Eating Breakfast in the Shower Is a Terrible Idea
Sorry, Jessica Biel
One of my favorite indulgences is a shower coffee, a habit that started as shower beers in college and has since manifested as the occasional glass of shower wine now that I'm an "adult" who is not living in what was functionally a frat house. And though a boozy shower is a great way to wind down after a bad day at work or gear up for a big night out, drinking coffee in the shower is one of my favorite ways to start the day. There's definitely some argument to be made that drinking coffee in the shower is efficient, since you're cleaning your body and getting a jolt of caffeine all at the same time, but I like the routine of a shower coffee because it feels a little bit fancy, like I'm treating myself to something nice even though I'm just covered in suds and standing naked under running water with a semi-hot mug.
My love for drinking coffee in the shower does not extend to eating breakfast in the shower, however. I know it's kind of an arbitrary preference, but there's something about bringing food into the shower that feels breaking some kind of unspoken code. And it's not just me who thinks this way. Jimmy Kimmel made fun of the idea back in 2015, telling folks to prank their dads on April Fool's Day by serving them breakfast in the shower—because what's more absurd than eating while you're covered in suds and standing naked under running water?
Well, it turns out that the joke's on me, because eating in the shower is a real thing that real people do. Real people like Jessica Biel, who posted this photo on September 30, 2016:
Yes, that Jessica Biel, star of television's longest running family drama series 7th Heaven, likes to eat in the shower, and like you, I was flabbergasted. But I knew I had to put my prejudices against food in the shower aside for a morning, and give #ShowerEats a shot. After all, Jessica dared me!
I made some small adjustments to her suggested menu, swapping in a mug of coffee with almond milk for her shot of espresso. I also haven't been eating meat, so I went for a Tofurkey Chick'n Apple sausage instead of Biel's recommended chicken apple sausage. Once I had my breakfast ready, I made my way to the shower in the back of our office (and let me just state for the record that few things will confuse your coworkers more than walking into a bathroom with a plate of breakfast sausage and a fluffy white towel).
With nothing to lose except my dignity, I stripped down, turned on the water, and got my shower breakfast on, starting with the shower coffee. I found a nice ledge in the shower on which to perch my little mug, and I took sips in between getting my hair wet and shampooing and conditioning. The coffee stayed warm since the shower was hot, and I was happy. I mean, just look at this picture:
Like, that is almost Instagram-worthy!
The shower sausage, however, was another story. The first challenge was finding a place for my plate that was safe from the spray of the shower head. A plate, it turns out, needs a relatively large flat surface on which to rest, and those large ledges are few and far between in most showers. I didn't want to do it, but I had no choice—I ended up putting my plate on the floor of the shower. That might've been the biggest mistake after attempting this meal in the first place.
That sausage looked sad, sitting in the corner, as far away from me and the water as possible.
Even though I made a concerted effort to keep the sausage as dry as possible, I failed. I knew this was a possibility—I'm not that dumb—and I had been warned about the very real possibility of moisture ruining your food in the shower by my roommate, the only person I know who has actually tried shower breakfasts. She used to eat breakfast in the shower when she was in high school, but only granola bars, never hot food. When I told her that I was thinking about eating an egg and cheese sandwich in the shower, she cringed. "You probably want to avoid anything with bread," she wisely noted. "The moisture. It'll get soggy."
That made sense to me, so I thought I might be safe with just a sausage, as did she. What we both neglected to realize is that your vegan breakfast sausage can also get very, very soggy if it's sitting on the shower floor. Within a minute, the plate was flooded, and I strongly feared some wayward shampoo or conditioner might've made its way onto the "meat," too.

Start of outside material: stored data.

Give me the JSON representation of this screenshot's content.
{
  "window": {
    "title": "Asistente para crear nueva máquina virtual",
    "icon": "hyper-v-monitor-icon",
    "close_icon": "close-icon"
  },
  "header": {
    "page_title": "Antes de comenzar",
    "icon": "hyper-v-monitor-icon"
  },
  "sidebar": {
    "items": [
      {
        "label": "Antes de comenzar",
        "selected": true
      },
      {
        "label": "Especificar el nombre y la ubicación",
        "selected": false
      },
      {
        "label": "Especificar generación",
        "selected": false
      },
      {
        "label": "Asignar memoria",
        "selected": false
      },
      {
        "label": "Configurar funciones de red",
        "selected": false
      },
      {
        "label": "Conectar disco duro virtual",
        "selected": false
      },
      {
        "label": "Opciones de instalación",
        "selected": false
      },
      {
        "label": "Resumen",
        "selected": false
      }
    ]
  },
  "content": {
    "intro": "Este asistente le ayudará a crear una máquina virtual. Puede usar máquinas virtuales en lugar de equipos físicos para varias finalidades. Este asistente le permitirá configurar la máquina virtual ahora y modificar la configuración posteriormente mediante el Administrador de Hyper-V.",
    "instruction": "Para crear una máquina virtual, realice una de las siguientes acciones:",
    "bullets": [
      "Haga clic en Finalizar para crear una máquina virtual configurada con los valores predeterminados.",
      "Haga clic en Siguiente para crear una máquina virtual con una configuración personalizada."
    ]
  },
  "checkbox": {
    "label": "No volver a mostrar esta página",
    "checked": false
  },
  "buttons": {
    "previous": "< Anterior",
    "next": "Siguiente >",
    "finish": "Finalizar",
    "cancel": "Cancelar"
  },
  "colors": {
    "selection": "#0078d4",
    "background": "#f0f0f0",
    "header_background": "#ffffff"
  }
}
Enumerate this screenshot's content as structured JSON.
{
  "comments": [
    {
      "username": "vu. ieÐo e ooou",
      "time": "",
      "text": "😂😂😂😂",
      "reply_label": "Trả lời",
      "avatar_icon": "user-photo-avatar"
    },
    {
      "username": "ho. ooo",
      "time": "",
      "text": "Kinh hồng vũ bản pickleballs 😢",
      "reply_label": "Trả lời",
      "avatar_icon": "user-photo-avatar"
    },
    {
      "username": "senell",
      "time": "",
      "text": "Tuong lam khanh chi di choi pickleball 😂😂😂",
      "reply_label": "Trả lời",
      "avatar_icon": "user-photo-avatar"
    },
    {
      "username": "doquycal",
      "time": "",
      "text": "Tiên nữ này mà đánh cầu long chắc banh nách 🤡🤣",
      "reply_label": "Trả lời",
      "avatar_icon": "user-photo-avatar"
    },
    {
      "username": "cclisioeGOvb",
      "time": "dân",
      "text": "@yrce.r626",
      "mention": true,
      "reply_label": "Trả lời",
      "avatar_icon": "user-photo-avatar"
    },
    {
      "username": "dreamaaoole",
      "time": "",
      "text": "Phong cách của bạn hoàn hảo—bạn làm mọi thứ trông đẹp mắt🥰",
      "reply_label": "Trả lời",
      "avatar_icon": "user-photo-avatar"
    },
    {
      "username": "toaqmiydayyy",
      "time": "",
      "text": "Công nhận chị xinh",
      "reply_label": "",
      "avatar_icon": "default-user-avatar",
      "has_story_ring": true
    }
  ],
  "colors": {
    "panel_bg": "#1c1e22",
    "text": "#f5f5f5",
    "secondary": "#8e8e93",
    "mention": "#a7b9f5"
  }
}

I had to taste it because Biel dared me, remember? But I took one bite and immediately regretted it. The breakfast sausage was damp and disgusting. It was also cold now, probably because of all the water that had soaked it. I wanted to spit it out but couldn't because I was in the shower, and the thought of a half-chewed piece of vegan meat on the tile was grosser than the idea of just chewing and swallowing, which I did, and then thought I was going to barf a little bit. Fortunately, I had the shower coffee on which to sip. I've never been more grateful to have a drink in the shower.
I did not take another bite of the sausage.
I don't know how Biel does it, to be quite honest, and at this point, I think I'm just as likely to marry Justin Timberlake as I am to try eating breakfast in the shower ever again. I think the trick might be having an exceptionally nice shower with lots of ledges—but unless you've basically got a table in your shower, I can basically promise you that your shower breakfast is not going to be a more efficient part of your morning routine—not to mention relaxing or nice or remotely delicious. I'm just saying: there's a reason that #ShowerEats hasn't caught on as a Twitter hashtag, but there's a whole subreddit devoted to shower beers.
So stick with the shower coffee. You'll never regret that.